Penetapan tersangka ini merupakan pengembangan dari temuan KPK selama proses penyidikan perkara dugaan suap yang menjerat Abdul Gafur sebelumnya. Di mana, KPK menemukan adanya dugaan perbuatan pidana lain yang diduga turut dilakukan oleh Abdul Gafur selama menjabat sebagai Bupati PPU.
Namun demikian, KPK akan menyampaikan identitas para tersangka dan uraian dugaan perbuatan pidana serta pasal-pasal yang disangkakan setelah proses penyidikan cukup dengan dilakukan upaya paksa penangkapan ataupun penahanan.
Dalam perkara sebelumnya, Bupati PPU periode 2018-2023 ini bersama dengan Bendahara DPC Partai Demokrat Kota Balikpapan, Nur Afifah Balqis dan beberapa orang lainnya didakwa menerima suap senilai Rp 5,7 miliar. Dakwaan itu dibacakan langsung oleh tim JPU KPK di Pengadilan Tipikor pada Pengadilan Negeri Samarinda, Rabu (8/6).

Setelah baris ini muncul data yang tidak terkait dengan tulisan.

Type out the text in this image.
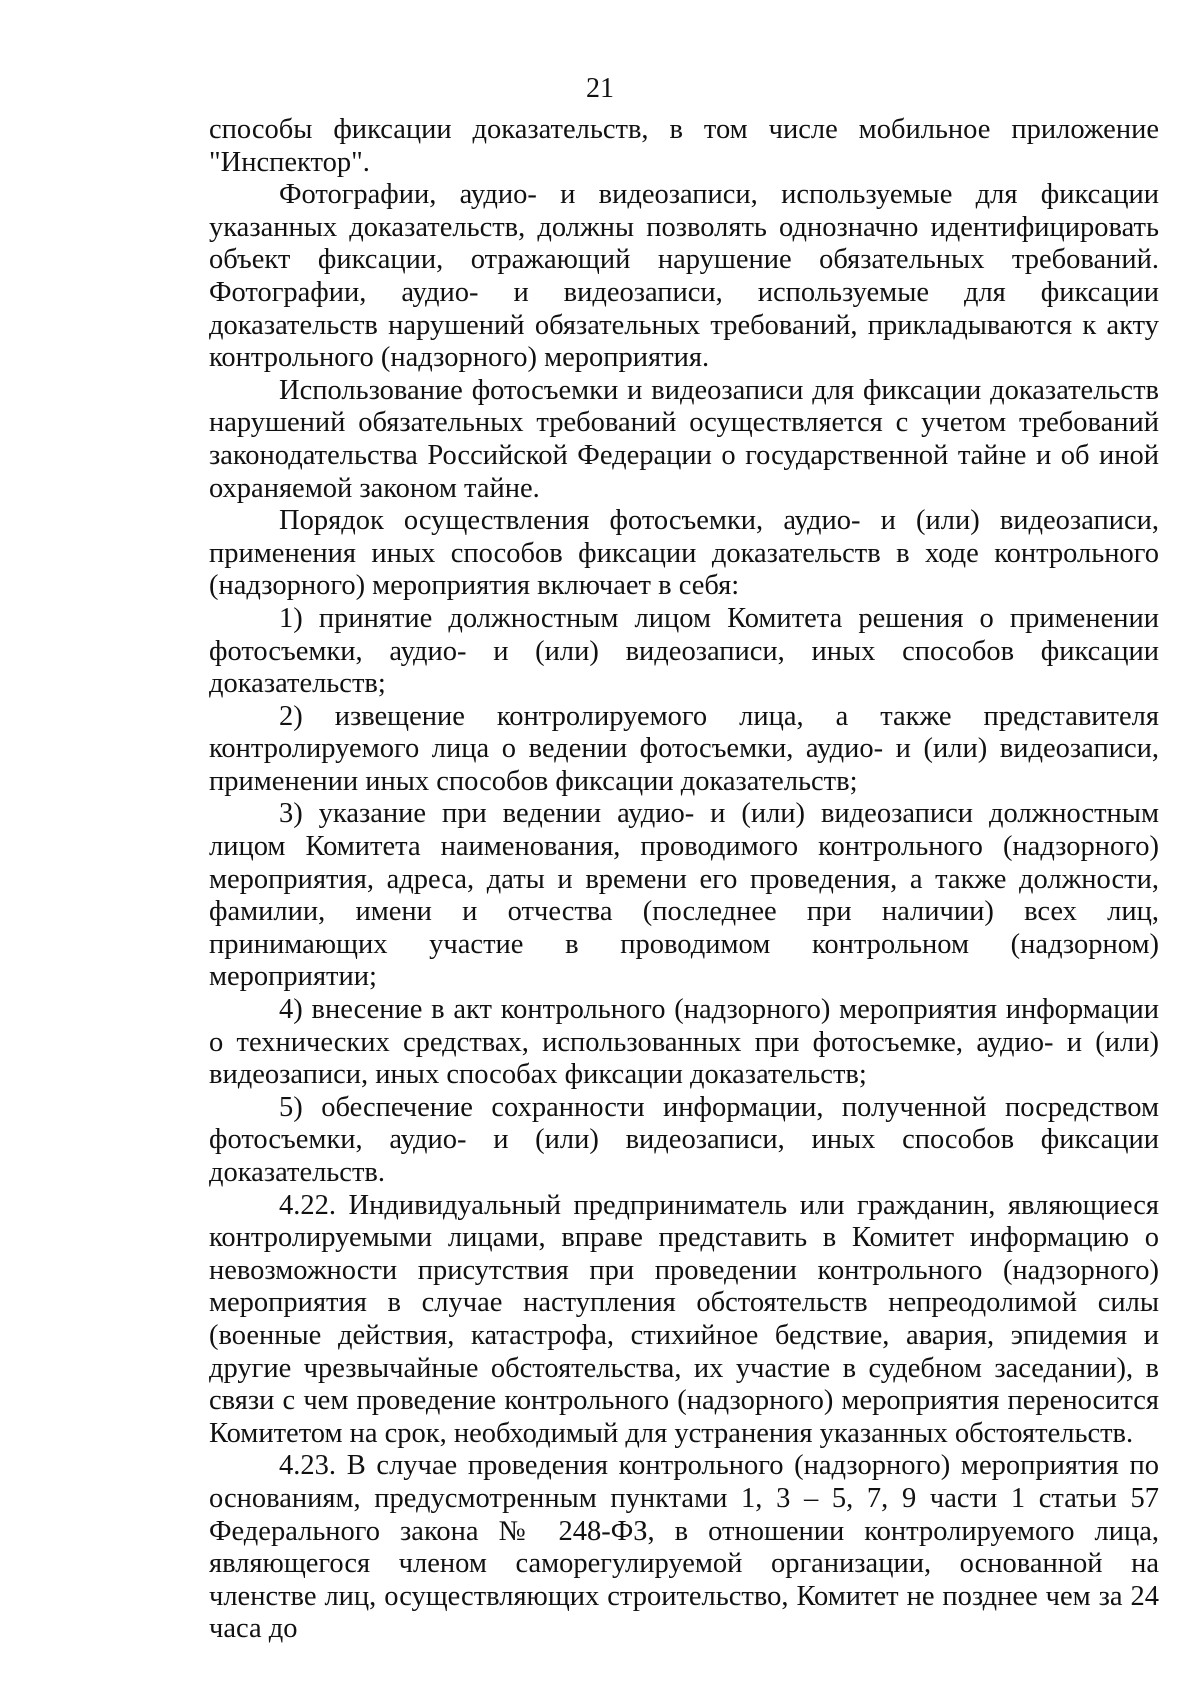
21

способы фиксации доказательств, в том числе мобильное приложение "Инспектор".

Фотографии, аудио- и видеозаписи, используемые для фиксации указанных доказательств, должны позволять однозначно идентифицировать объект фиксации, отражающий нарушение обязательных требований. Фотографии, аудио- и видеозаписи, используемые для фиксации доказательств нарушений обязательных требований, прикладываются к акту контрольного (надзорного) мероприятия.

Использование фотосъемки и видеозаписи для фиксации доказательств нарушений обязательных требований осуществляется с учетом требований законодательства Российской Федерации о государственной тайне и об иной охраняемой законом тайне.

Порядок осуществления фотосъемки, аудио- и (или) видеозаписи, применения иных способов фиксации доказательств в ходе контрольного (надзорного) мероприятия включает в себя:

1) принятие должностным лицом Комитета решения о применении фотосъемки, аудио- и (или) видеозаписи, иных способов фиксации доказательств;

2) извещение контролируемого лица, а также представителя контролируемого лица о ведении фотосъемки, аудио- и (или) видеозаписи, применении иных способов фиксации доказательств;

3) указание при ведении аудио- и (или) видеозаписи должностным лицом Комитета наименования, проводимого контрольного (надзорного) мероприятия, адреса, даты и времени его проведения, а также должности, фамилии, имени и отчества (последнее при наличии) всех лиц, принимающих участие в проводимом контрольном (надзорном) мероприятии;

4) внесение в акт контрольного (надзорного) мероприятия информации о технических средствах, использованных при фотосъемке, аудио- и (или) видеозаписи, иных способах фиксации доказательств;

5) обеспечение сохранности информации, полученной посредством фотосъемки, аудио- и (или) видеозаписи, иных способов фиксации доказательств.

4.22. Индивидуальный предприниматель или гражданин, являющиеся контролируемыми лицами, вправе представить в Комитет информацию о невозможности присутствия при проведении контрольного (надзорного) мероприятия в случае наступления обстоятельств непреодолимой силы (военные действия, катастрофа, стихийное бедствие, авария, эпидемия и другие чрезвычайные обстоятельства, их участие в судебном заседании), в связи с чем проведение контрольного (надзорного) мероприятия переносится Комитетом на срок, необходимый для устранения указанных обстоятельств.

4.23. В случае проведения контрольного (надзорного) мероприятия по основаниям, предусмотренным пунктами 1, 3 – 5, 7, 9 части 1 статьи 57 Федерального закона № 248-ФЗ, в отношении контролируемого лица, являющегося членом саморегулируемой организации, основанной на членстве лиц, осуществляющих строительство, Комитет не позднее чем за 24 часа до
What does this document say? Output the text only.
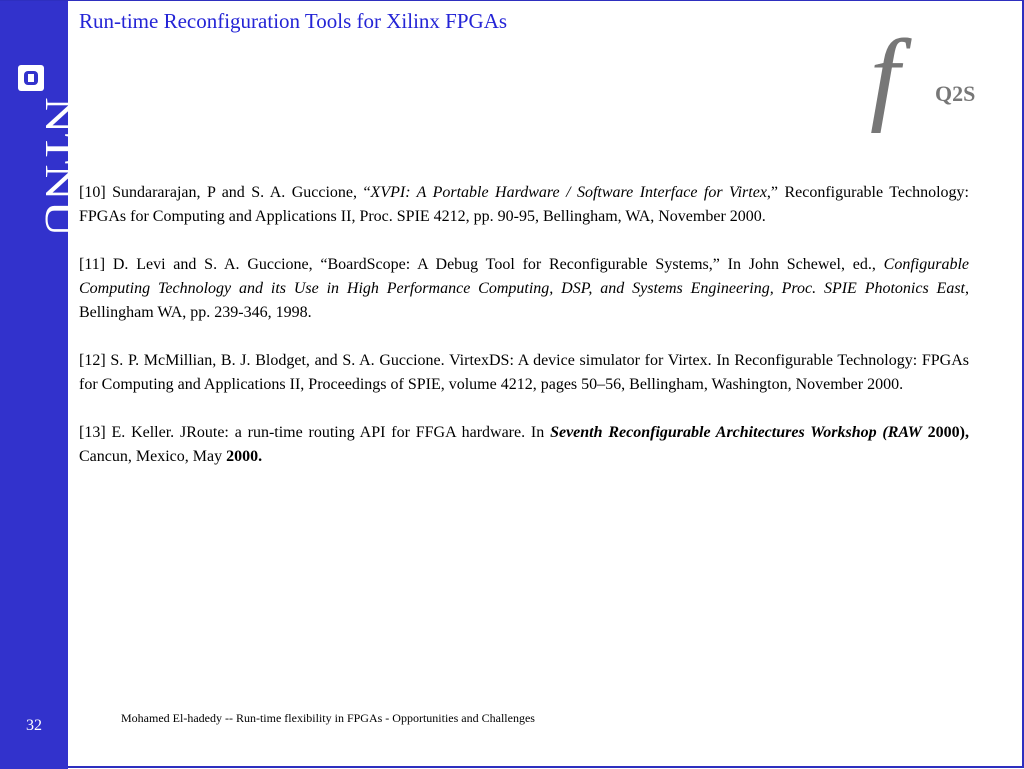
NTNU
32
Run-time Reconfiguration Tools for Xilinx FPGAs	ff	Q2S

[10] Sundararajan, P and S. A. Guccione, “XVPI: A Portable Hardware / Software Interface for Virtex,” Reconfigurable Technology: FPGAs for Computing and Applications II, Proc. SPIE 4212, pp. 90-95, Bellingham, WA, November 2000.

[11] D. Levi and S. A. Guccione, “BoardScope: A Debug Tool for Reconfigurable Systems,” In John Schewel, ed., Configurable Computing Technology and its Use in High Performance Computing, DSP, and Systems Engineering, Proc. SPIE Photonics East, Bellingham WA, pp. 239-346, 1998.

[12] S. P. McMillian, B. J. Blodget, and S. A. Guccione. VirtexDS: A device simulator for Virtex. In Reconfigurable Technology: FPGAs for Computing and Applications II, Proceedings of SPIE, volume 4212, pages 50–56, Bellingham, Washington, November 2000.

[13] E. Keller. JRoute: a run-time routing API for FFGA hardware. In Seventh Reconfigurable Architectures Workshop (RAW 2000), Cancun, Mexico, May 2000.

Mohamed El-hadedy -- Run-time flexibility in FPGAs - Opportunities and Challenges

Dalam surat dakwaan, Abdul Gafur bersama-sama dengan Nur Afifah Balqis, Muliadi selaku Plt Sekretaris Daerah Pemerintah Kabupaten (Pemkab) PPU, Edi Hasmoro selaku Kepala Dinas PUPR Pemkab PPU, Jusman sepaku Kepala Bidang Sarana Prasarana Dinas Pendidikan, Pemuda dan Olahraga Pemkab PPU, Asdarussalam sepaku Dewan Pengawas (Dewas) PDAM Danum Taka Kabupaten PPU serta Dewas RSUD Aji Putro Botung Kabupaten PPU disebut menerima uang seluruhnya berjumlah Rp 5,7 miliar.
Uang tersebut berasal dari Ahmad Zuhdi alias Yudi yang diterima melalui Asdarussalam dan Supriadi alias Usup alias Ucup sebesar Rp 1,85 miliar; dari Dimas Hak, Achmad, Usriani alias Ani, dan Husaini yang diterima melalui Jusman sebesar Rp 250 juta; dari sembilan kontraktor yang mengerjakan proyek-proyek di Dinas PUPR yang diterima melalui Edi Hasmoro sejumlah Rp 500 juta; dan dari beberapa perusahaan yang mengurus perizinan usaha di Kabupaten PPU yang diterima melalui Muliadi sejumlah Rp 3,1 miliar.
Uang itu diberikan karena Abdul Gafur telah menyetujui pengaturan paket-paket pekerjaan TA 2020 dan 2021 pada lingkup Pemkab PPU, yaitu pada Dinas PUPR yang telah dikondisikan oleh Edi Hasmoro agar dimenangkan oleh perusahaan milik Ahmad Zuhdi alias Yudi.
Selanjutnya, pada Disdikpora yang telah dikondisikan oleh Jusman agar dimenangkan oleh Ahmad Zuhdi alias Yudi, Damis Hak, Achmad, Usriani alias Ani, dan Husaini serta memerintahkan Muliadi untuk meminta uang atas penerbitan perizinan yang diajukan oleh PT Bara Widya Tama, PT Prima Surya Silica, PT Damar Putra Mandiri, PT Indoka Mining Resources, PT Waru Kaltim Plantation (WKP), dan PT Petronesia Benimel.